Friday | 29 MAR 2024
[ previous ]
[ next ]

Nginx Crashing Randomly

Title:
Date: 2023-04-25
Tags:  nginx, sysadmin

A strange issue recently started up with my web server. Randomly throughout the day my server would stop working, the nginx portion anyway. The rest of the server was trucking along but my sites would stop responding. I wouldn't even get a 502 error so it definitely meant that nginx was crashing. This was pretty unexpected, I did have memory issues before but after adding some swap that stopped.

I first took a look at the nginx error logs under /var/logs/nginx/error.log and found nothing out of the ordinary. The access logs were similarily fine. I then watched top for a bit to see if there was any clues there. Ultimately I could see my node applications being the most intensive but even then they weren't eating up enough memory for nginx to get killed by the oom killer.

I finally checked journalctl and now I know that should have been my first stop.

journalctl -u nginx.service

Which resulted in seeing:

nginx.service: Main process exited, code=dumped, status=11/SEGV
nginx.service: Killing process 43771 (nginx) with signal SIGKILL.
nginx.service: Killing process 43771 (nginx) with signal SIGKILL.
nginx.service: Failed with result 'core-dump'.

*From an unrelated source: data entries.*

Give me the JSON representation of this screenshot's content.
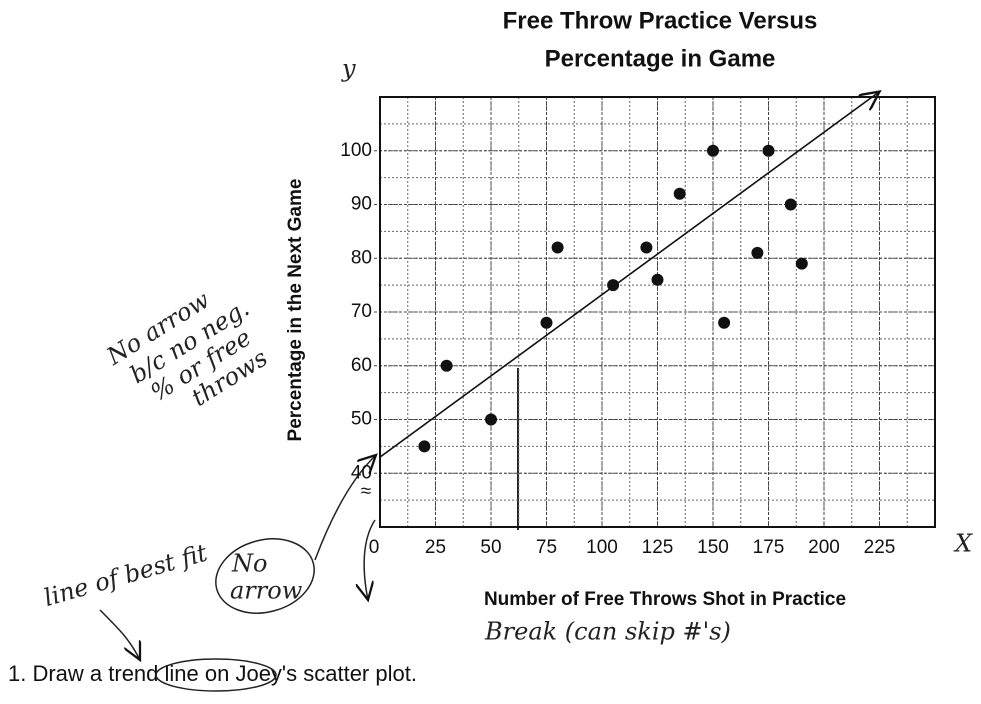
{
  "chart_data": {
    "type": "scatter",
    "title": "Free Throw Practice Versus",
    "subtitle": "Percentage in Game",
    "x_label": "Number of Free Throws Shot in Practice",
    "y_label": "Percentage in the Next Game",
    "x": [
      20,
      30,
      50,
      75,
      80,
      105,
      120,
      125,
      135,
      150,
      155,
      170,
      175,
      185,
      190
    ],
    "values": [
      45,
      60,
      50,
      68,
      82,
      75,
      82,
      76,
      92,
      100,
      68,
      81,
      100,
      90,
      79
    ],
    "color": "#111111",
    "xlim": [
      0,
      250
    ],
    "ylim": [
      30,
      110
    ],
    "xticks": [
      0,
      25,
      50,
      75,
      100,
      125,
      150,
      175,
      200,
      225
    ],
    "yticks": [
      40,
      50,
      60,
      70,
      80,
      90,
      100
    ],
    "grid": true,
    "axis_break": "≈",
    "trend_line": {
      "x": [
        0,
        225
      ],
      "y": [
        43,
        111
      ]
    },
    "annotations": {
      "y_axis": "y",
      "x_axis": "X",
      "no_arrow_note": [
        "No arrow",
        "b/c no neg.",
        "% or free",
        "throws"
      ],
      "line_of_best_fit": "line of best fit",
      "no_arrow": [
        "No",
        "arrow"
      ],
      "break_note": "Break (can skip #'s)"
    },
    "prompt": "1. Draw a trend line on Joey's scatter plot."
  }
}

This was strewn about everywhere in the journalctl logs.

The error itself means that nginx was crashing somewhere but it wasn't obvious how or why.

Luckily the first result in google gave me the answer.

https://community.letsencrypt.org/t/nginx-server-fails-after-certbot-renew/142660

Certbot was trying to renew certificates and somehow that was causing nginx to crash. That and the nginx extra modules that I had recently installed. I had used apt to install some extra modules and I had loaded them in to use in a future project.

This was somehow causing my nginx to crash specifically when certbot ran. I'm not sure what the interplay was between certbot, nginx and the extra modules but I disabled the modules and was able to renew my certificates using certbot without crashing.

Weird error but all part of the fun. The big lesson here is that I should really be splitting off my production work from my dev work.